Monday, Apr. 14, 1958
Rittoru Dahring
While pious Japanese celebrated the rites of spring by making the traditional round of Buddhist temples and the tombs of their ancestors, thousands of Japanese "lowteen" girls in braids, pony tails, hula shirts, black slacks and white sweaters celebrated in their own way: jamming Tokyo's Kyoritsu Theater to swoon and scream at the pelvic pulsations of guitar-twanging "rockabilly" idols. Said a dazed stagehand last week, trying to describe the massed sound of their screams: "Like an auto suddenly braked at 100 m.p.h."
When a singer really sends them, Japanese lowteens (13-to 16-year-olds) hurl colored paper streamers onstage, and many of them practice at home to improve their marksmanship. Those who cannot afford streamers have taken to looting department-store powder rooms of rolls of toilet paper on which they scribble lipsticked love messages, such as daite ageru wayo (I shall hold you), before sending the tissue arching over the footlights. The top rockabilly stars--Masaaki Hirao, 20; Keijiro Yamashita, 19; Micky Curtis, 18, the son of an English father and an English-Japanese mother--wear flame-red shirts, rose-pink coats, lobster-colored tight pants, blue or white suede shoes. They have learned their art from listening to U.S. records of Elvis Presley, though sometimes the lyrics suffer a transoceanic mutilation, as in Rub Me Tender and Rittoru Dahring (Little Darling). Hi rao is solemnly described by one of his fans as "Japan's Elvis Presley but more acceptable to us because his gestures are not so obscene." Hirao's father, who manufactures teen-age cosmetics, prints his son's autograph on every box, and says: "I can't understand his music, but he and I can do business."
Japanese rockabilly began in Tokyo tearooms where, for 25-c-, a patron can have a cup of coffee and several hours of canned or live music. When it moved to the theaters. 50,000 caterwauling girls piled into the Nichigeki in seven days carrying box lunches of rice and seaweed. The Koma Theater drew bigger crowds with rockabilly than with the New York City Ballet. Four hours before the doors opened at the Kyoritsu teen-agers had formed in a queue three blocks long.

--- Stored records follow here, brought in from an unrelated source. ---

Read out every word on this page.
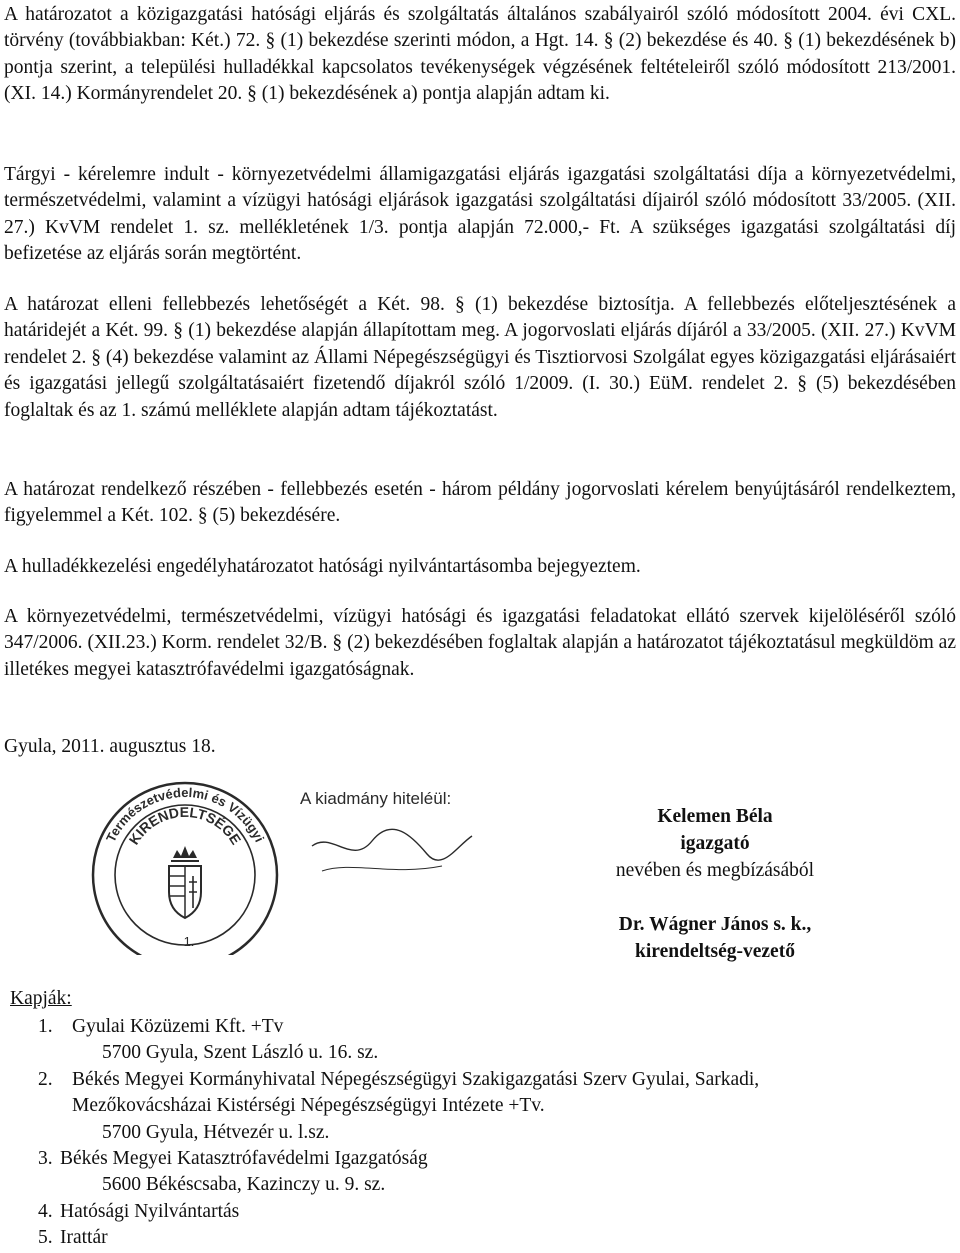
A határozatot a közigazgatási hatósági eljárás és szolgáltatás általános szabályairól szóló módosított 2004. évi CXL. törvény (továbbiakban: Két.) 72. § (1) bekezdése szerinti módon, a Hgt. 14. § (2) bekezdése és 40. § (1) bekezdésének b) pontja szerint, a települési hulladékkal kapcsolatos tevékenységek végzésének feltételeiről szóló módosított 213/2001. (XI. 14.) Kormányrendelet 20. § (1) bekezdésének a) pontja alapján adtam ki.

Tárgyi - kérelemre indult - környezetvédelmi államigazgatási eljárás igazgatási szolgáltatási díja a környezetvédelmi, természetvédelmi, valamint a vízügyi hatósági eljárások igazgatási szolgáltatási díjairól szóló módosított 33/2005. (XII. 27.) KvVM rendelet 1. sz. mellékletének 1/3. pontja alapján 72.000,- Ft. A szükséges igazgatási szolgáltatási díj befizetése az eljárás során megtörtént.

A határozat elleni fellebbezés lehetőségét a Két. 98. § (1) bekezdése biztosítja. A fellebbezés előteljesztésének a határidejét a Két. 99. § (1) bekezdése alapján állapítottam meg. A jogorvoslati eljárás díjáról a 33/2005. (XII. 27.) KvVM rendelet 2. § (4) bekezdése valamint az Állami Népegészségügyi és Tisztiorvosi Szolgálat egyes közigazgatási eljárásaiért és igazgatási jellegű szolgáltatásaiért fizetendő díjakról szóló 1/2009. (I. 30.) EüM. rendelet 2. § (5) bekezdésében foglaltak és az 1. számú melléklete alapján adtam tájékoztatást.

A határozat rendelkező részében - fellebbezés esetén - három példány jogorvoslati kérelem benyújtásáról rendelkeztem, figyelemmel a Két. 102. § (5) bekezdésére.

A hulladékkezelési engedélyhatározatot hatósági nyilvántartásomba bejegyeztem.

A környezetvédelmi, természetvédelmi, vízügyi hatósági és igazgatási feladatokat ellátó szervek kijelöléséről szóló 347/2006. (XII.23.) Korm. rendelet 32/B. § (2) bekezdésében foglaltak alapján a határozatot tájékoztatásul megküldöm az illetékes megyei katasztrófavédelmi igazgatóságnak.

Gyula, 2011. augusztus 18.
Természetvédelmi és Vízügyi
KIRENDELTSÉGE
1.
A kiadmány hiteléül:
Kelemen Béla
igazgató
nevében és megbízásából
Dr. Wágner János s. k.,
kirendeltség-vezető
Kapják:
1. Gyulai Közüzemi Kft. +Tv
5700 Gyula, Szent László u. 16. sz.
2. Békés Megyei Kormányhivatal Népegészségügyi Szakigazgatási Szerv Gyulai, Sarkadi,
Mezőkovácsházai Kistérségi Népegészségügyi Intézete +Tv.
5700 Gyula, Hétvezér u. l.sz.
3. Békés Megyei Katasztrófavédelmi Igazgatóság
5600 Békéscsaba, Kazinczy u. 9. sz.
4. Hatósági Nyilvántartás
5. Irattár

Older critics reacted predictably, crying out against "lacquered monkeys" and their "apelike mumblings," and a right-wing youth leader stormed: "This proves the Japanese should not have freedom!" But the little girls seemed not to hear, and the ,, cascades of streamers and toilet paper did not stop. Brooded Sociologist Hideo Shi-busawa: "Rockabilly is more like a pathetic distortion of religion than an outlet for sex. Rockabilly singers are the preachers of a strange new faith; the lowteens are the faith's blind worshipers."